Step 5: Compare plans (on www.medicare.gov) based on drug coverage, cost, and convenience of pharmacy access, and choose the type of plan to enroll

a. Find a plan that covers ALL the beneficiary’s drugs, or covers their MOST EXPENSIVE drugs

b. Find a plan that has the beneficiary’s regular pharmacy in the plan’s network

c. Choose a plan providing immediate coverage to the drugs currently taken and check whether the needed drugs are placed in a higher co-pay tier, or are subject to prior authorization or step therapy requirements.

When to enroll?
1. Initial Enrollment Period: Nov. 15, through May 15, 2006
a. Join Nov. 15 through Dec. 31 – Coverage begins Jan. 1, 2006
b. Join Jan. 1 – May 15, 2006- Coverage begins the month after senior joins
c. If someone doesn’t join a plan by May 15, 2006 – i) Will have to wait until November 2006 to join and will not be able to access benefits until January 2007; ii) Pay 1 percent more as penalty on monthly premium, for every month the individual waited to enroll in a Medicare prescription drug plan, and currently did not have creditable coverage (equivalent or better than the new prescription drug plan).
2. Annual Enrollment Period: Nov. 15 – Dec. 31 each year beginning in 2006. Standard (not low income) beneficiaries need to enroll every year during this time.

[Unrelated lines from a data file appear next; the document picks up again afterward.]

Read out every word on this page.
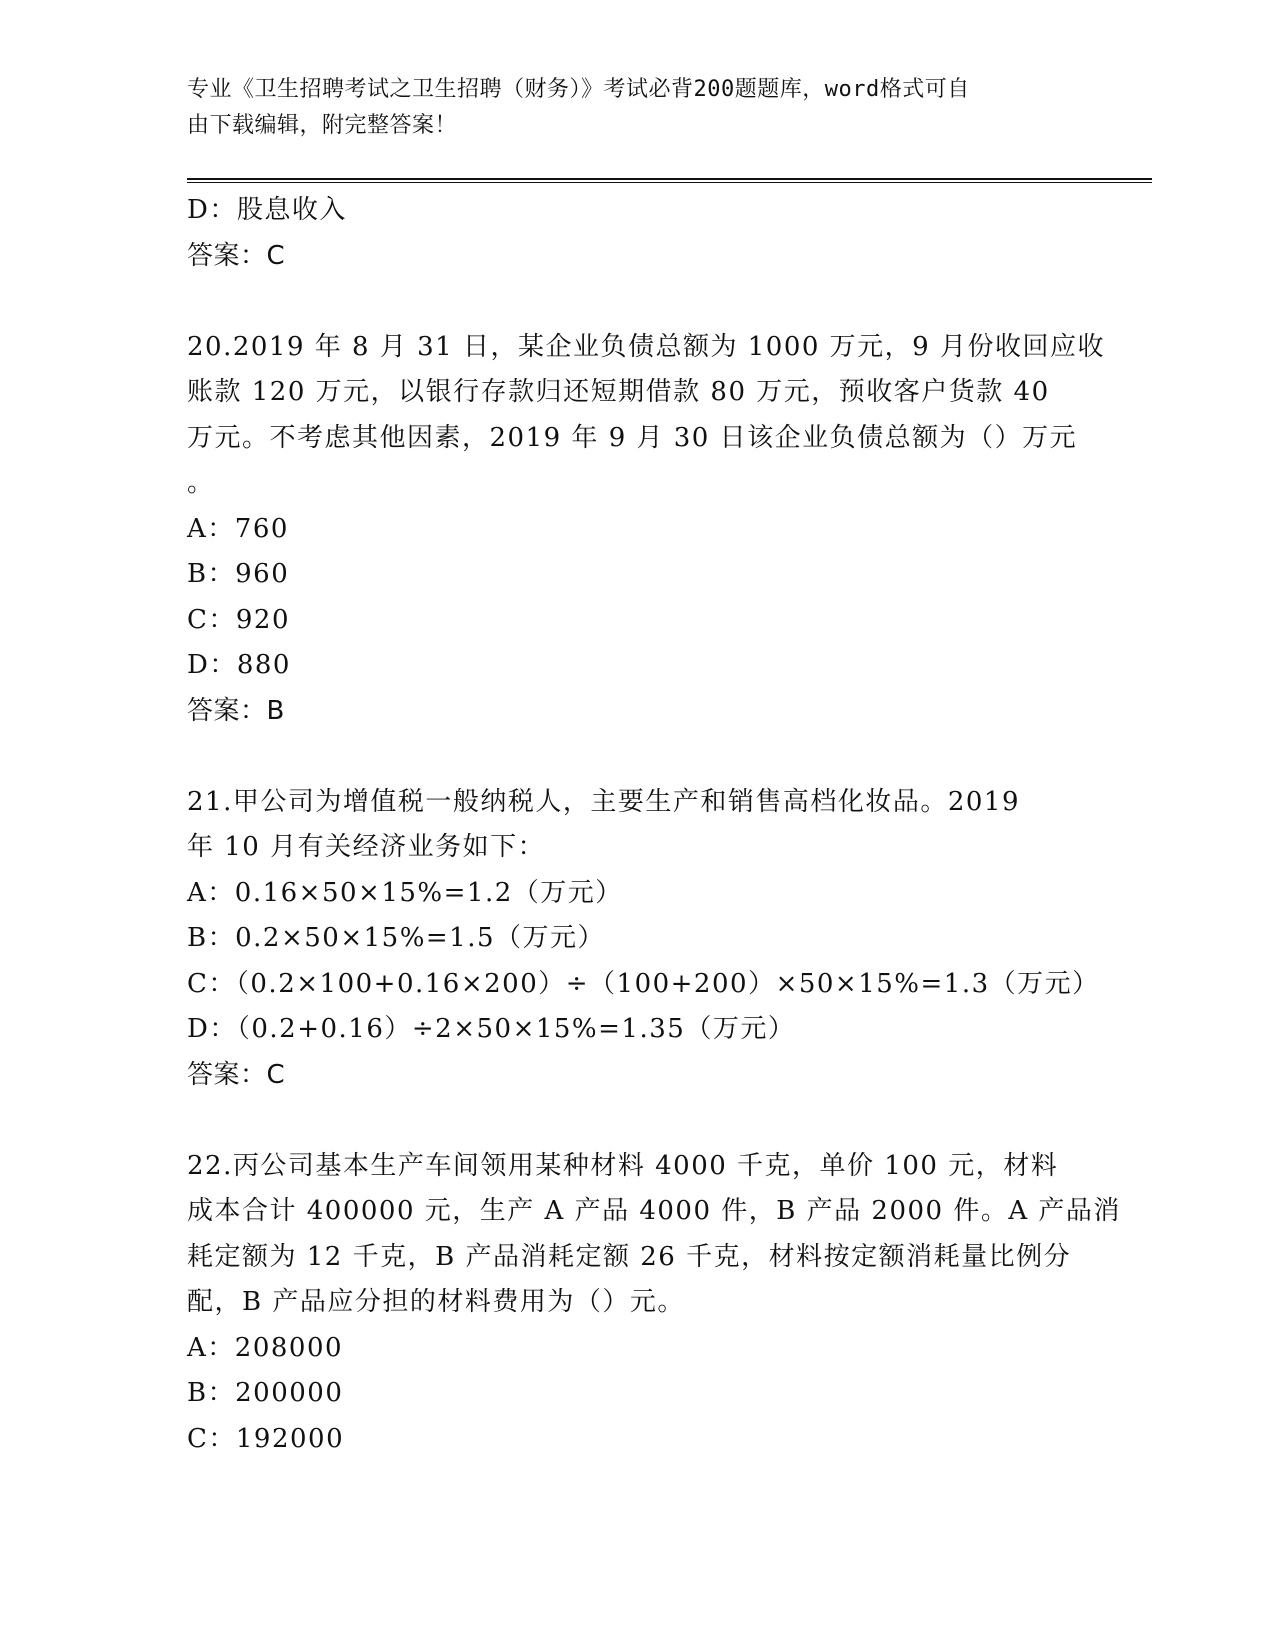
专业《卫生招聘考试之卫生招聘（财务）》考试必背200题题库，word格式可自
由下载编辑，附完整答案！
D：股息收入
答案：C
20.2019 年 8 月 31 日，某企业负债总额为 1000 万元，9 月份收回应收
账款 120 万元，以银行存款归还短期借款 80 万元，预收客户货款 40
万元。不考虑其他因素，2019 年 9 月 30 日该企业负债总额为（）万元
。
A：760
B：960
C：920
D：880
答案：B
21.甲公司为增值税一般纳税人，主要生产和销售高档化妆品。2019
年 10 月有关经济业务如下：
A：0.16×50×15%=1.2（万元）
B：0.2×50×15%=1.5（万元）
C：（0.2×100+0.16×200）÷（100+200）×50×15%=1.3（万元）
D：（0.2+0.16）÷2×50×15%=1.35（万元）
答案：C
22.丙公司基本生产车间领用某种材料 4000 千克，单价 100 元，材料
成本合计 400000 元，生产 A 产品 4000 件，B 产品 2000 件。A 产品消
耗定额为 12 千克，B 产品消耗定额 26 千克，材料按定额消耗量比例分
配，B 产品应分担的材料费用为（）元。
A：208000
B：200000
C：192000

3. 3. Dual eligibles who do not choose a plan to enroll will be automatically enrolled before Dec. 31, to ensure continuous drug coverage but can switch plans subsequently anytime.

Resources
a. “Medicare & You 2006” handbook received by Medicare beneficiaries in mail in October 2005 – Review information on new prescription drug coverage plans for a state/region.
b. Paper application through plan offering the drug coverage or on the plan’s web site or
www.medicare.gov using Medicare’s online enrollment center
c. Call 1-800-MEDICARE (1-800-633-4227), TTY 1-877-486-2048 or use Prescription Drug Plan Finder online tool on www.medicare.gov for free personalized information/enrollment
d. Call NEBRASKA State Health Insurance Assistance Program (SHIP): 1-800-234-7119

e. Social Security Administration (SSA) at 1-800-772-1213 (TTY 1-800-325-0778) or www.socialsecurity.gov for extra help applications by persons with low income & resources
f. If you have one of this, call TRICARE: 1-888-363-5433 or VA: 1-800-827-1000 or FEHBP: 1-800-332-9798 for more details.
g. Local Medicare-related enrollment events for free personalized counseling.